C'est dire que, même sous les traits de l'impudence et de l'ignominie, le conte traditionnel ne cesse de faire de l'Orphelin le dépositaire d'une culture positive, d'une vision du monde où l'accomplissement humain, social et spirituel observe le mode de l'élévation et du sublime. Il se distingue en cela du roman moderne où, nous semble-t-il, la condition précaire et pitoyable de l'orphelin traduit la misère et la désolation ambiantes, l'univers labyrinthique et apocalyptique dans lequel ce dernier est plongé. Si au plan du motif narratif, le conte et le roman manifestent une parenté indiscutable, on peut penser effectivement que du point de vue du traitement et des significations de cette figure commune, l'écriture contemporaine est contrainte à la différence et à la nouveauté. Ancien messager de l'au-delà, intermédiaire entre les villageois et les Mânes ancestrales, l'orphelin n'est plus sous la plume des romanciers que la victime des calculs et des guerres, le prototype même du sinistré et l'augure d'une détresse sans nom. Mais est-ce vraiment le cas ? L'orphelin aura-t-il complètement tourné le dos à l'espoir ? « L'aîné des orphelins» aurait-il complètement perdu foi en l'homme pour se féliciter à voix haute d'une condamnation infamante, ou pour s'élancer avec ses frères « du haut de la falaise »[15] afin de « franchir l'horizon »[16] de mort et de servitude ? Sa permanence, malgré tout, d'une génération d'auteurs à une autre, d'un « genre » littéraire à un autre, ne serait-elle pas plutôt la garante d'un indéfectible attachement de l'écriture à « l'espérance sacrée » ou d'une confiance irréductible de l'homme dans son propre renouveau ?
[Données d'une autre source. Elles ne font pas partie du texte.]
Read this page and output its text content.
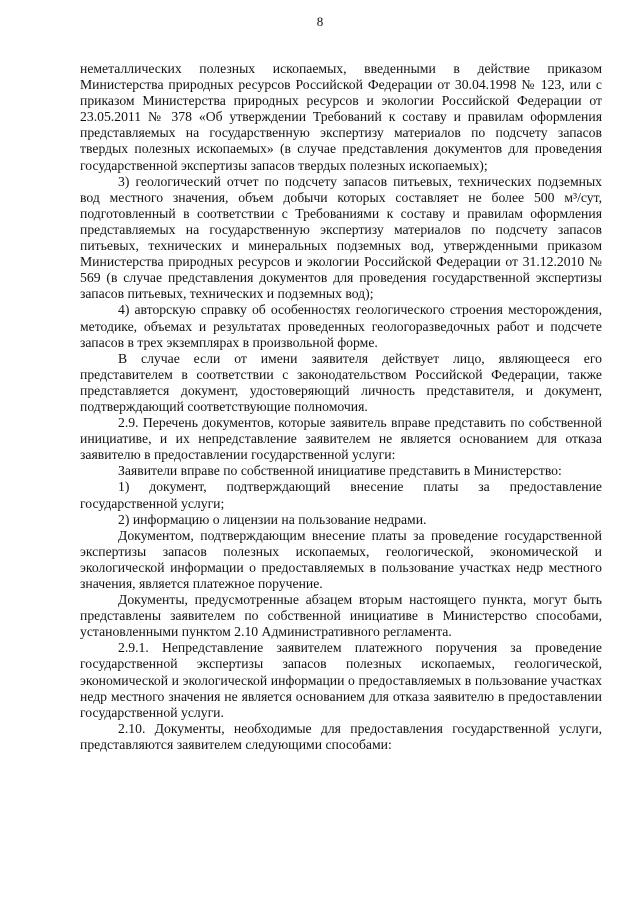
8

неметаллических полезных ископаемых, введенными в действие приказом Министерства природных ресурсов Российской Федерации от 30.04.1998 № 123, или с приказом Министерства природных ресурсов и экологии Российской Федерации от 23.05.2011 № 378 «Об утверждении Требований к составу и правилам оформления представляемых на государственную экспертизу материалов по подсчету запасов твердых полезных ископаемых» (в случае представления документов для проведения государственной экспертизы запасов твердых полезных ископаемых);

3) геологический отчет по подсчету запасов питьевых, технических подземных вод местного значения, объем добычи которых составляет не более 500 м³/сут, подготовленный в соответствии с Требованиями к составу и правилам оформления представляемых на государственную экспертизу материалов по подсчету запасов питьевых, технических и минеральных подземных вод, утвержденными приказом Министерства природных ресурсов и экологии Российской Федерации от 31.12.2010 № 569 (в случае представления документов для проведения государственной экспертизы запасов питьевых, технических и подземных вод);

4) авторскую справку об особенностях геологического строения месторождения, методике, объемах и результатах проведенных геологоразведочных работ и подсчете запасов в трех экземплярах в произвольной форме.

В случае если от имени заявителя действует лицо, являющееся его представителем в соответствии с законодательством Российской Федерации, также представляется документ, удостоверяющий личность представителя, и документ, подтверждающий соответствующие полномочия.

2.9. Перечень документов, которые заявитель вправе представить по собственной инициативе, и их непредставление заявителем не является основанием для отказа заявителю в предоставлении государственной услуги:

Заявители вправе по собственной инициативе представить в Министерство:

1) документ, подтверждающий внесение платы за предоставление государственной услуги;

2) информацию о лицензии на пользование недрами.

Документом, подтверждающим внесение платы за проведение государственной экспертизы запасов полезных ископаемых, геологической, экономической и экологической информации о предоставляемых в пользование участках недр местного значения, является платежное поручение.

Документы, предусмотренные абзацем вторым настоящего пункта, могут быть представлены заявителем по собственной инициативе в Министерство способами, установленными пунктом 2.10 Административного регламента.

2.9.1. Непредставление заявителем платежного поручения за проведение государственной экспертизы запасов полезных ископаемых, геологической, экономической и экологической информации о предоставляемых в пользование участках недр местного значения не является основанием для отказа заявителю в предоставлении государственной услуги.

2.10. Документы, необходимые для предоставления государственной услуги, представляются заявителем следующими способами:
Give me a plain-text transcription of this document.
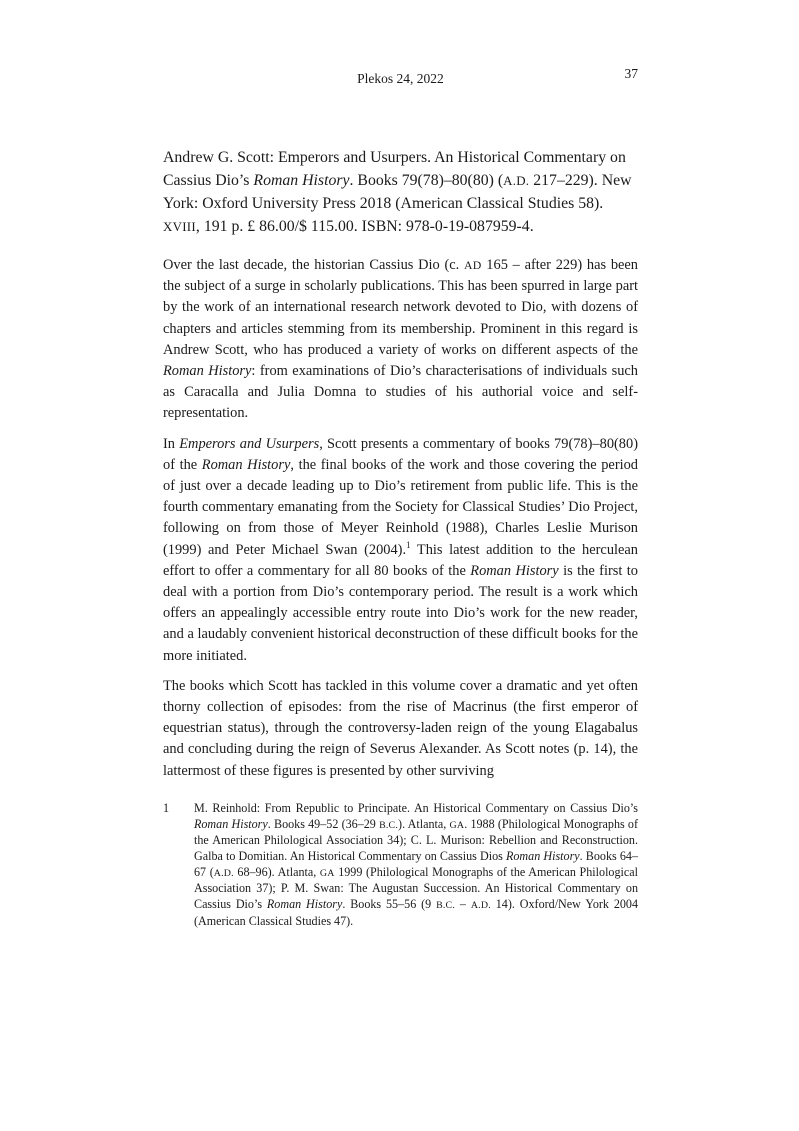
Plekos 24, 2022	37
Andrew G. Scott: Emperors and Usurpers. An Historical Commentary on Cassius Dio’s Roman History. Books 79(78)–80(80) (A.D. 217–229). New York: Oxford University Press 2018 (American Classical Studies 58). XVIII, 191 p. £ 86.00/$ 115.00. ISBN: 978-0-19-087959-4.

Over the last decade, the historian Cassius Dio (c. AD 165 – after 229) has been the subject of a surge in scholarly publications. This has been spurred in large part by the work of an international research network devoted to Dio, with dozens of chapters and articles stemming from its membership. Prominent in this regard is Andrew Scott, who has produced a variety of works on different aspects of the Roman History: from examinations of Dio’s characterisations of individuals such as Caracalla and Julia Domna to studies of his authorial voice and self-representation.

In Emperors and Usurpers, Scott presents a commentary of books 79(78)–80(80) of the Roman History, the final books of the work and those covering the period of just over a decade leading up to Dio’s retirement from public life. This is the fourth commentary emanating from the Society for Classical Studies’ Dio Project, following on from those of Meyer Reinhold (1988), Charles Leslie Murison (1999) and Peter Michael Swan (2004).$^1$ This latest addition to the herculean effort to offer a commentary for all 80 books of the Roman History is the first to deal with a portion from Dio’s contemporary period. The result is a work which offers an appealingly accessible entry route into Dio’s work for the new reader, and a laudably convenient historical deconstruction of these difficult books for the more initiated.

The books which Scott has tackled in this volume cover a dramatic and yet often thorny collection of episodes: from the rise of Macrinus (the first emperor of equestrian status), through the controversy-laden reign of the young Elagabalus and concluding during the reign of Severus Alexander. As Scott notes (p. 14), the lattermost of these figures is presented by other surviving

1	M. Reinhold: From Republic to Principate. An Historical Commentary on Cassius Dio’s Roman History. Books 49–52 (36–29 B.C.). Atlanta, GA. 1988 (Philological Monographs of the American Philological Association 34); C. L. Murison: Rebellion and Reconstruction. Galba to Domitian. An Historical Commentary on Cassius Dios Roman History. Books 64–67 (A.D. 68–96). Atlanta, GA 1999 (Philological Monographs of the American Philological Association 37); P. M. Swan: The Augustan Succession. An Historical Commentary on Cassius Dio’s Roman History. Books 55–56 (9 B.C. – A.D. 14). Oxford/New York 2004 (American Classical Studies 47).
Ceux qui maintiennent l'espoir intact |
À considérer les textes modernes dans leur organisation formelle et dans leurs recoupements structuraux, indépendamment de leur tonalité d'ensemble, affligeante et déchirée, on s'aperçoit bientôt que la noirceur affirmée des situations et la brutalité des descriptions dissimulent un attachement obstiné, sinon irréductible, à des valeurs autrement plus nobles qu'une orgie de sang ou une bouillie de viscères. La figure de l'orphelin s'accompagne souvent d'une construction narrative contrapuntique, d'un parallélisme qui associe dans le même texte la dimension mythologique et la dimension réaliste. Pour reprendre Papa Samba Diop, deux espaces coexistent au sein des romans, un espace de l'utopie et un espace du réel « irrespirable dans son historicité trop lourde »[17]. Ainsi le cheminement de l'orphelin n'est souvent que la transposition du parcours reconnu à un héros antique. Ce qui, au-delà de la tentation parodique, établit une ligne de force incontestable et donne le sentiment d'un terroir de valeurs fondamentales. Ainsi dans Remember Ruben, le parcours de Mor-Zamba (« enfant de Dieu ») s'éclaire par la référence constante à la légende d'Akomo, patriarche mythique de la tribu des Essazam, le « héros qui fonda [leur] antique race »[18]. L'un et l'autre peuvent se prévaloir d'une apparition aussi soudaine que leur naissance est mystérieuse, sinon douteuse.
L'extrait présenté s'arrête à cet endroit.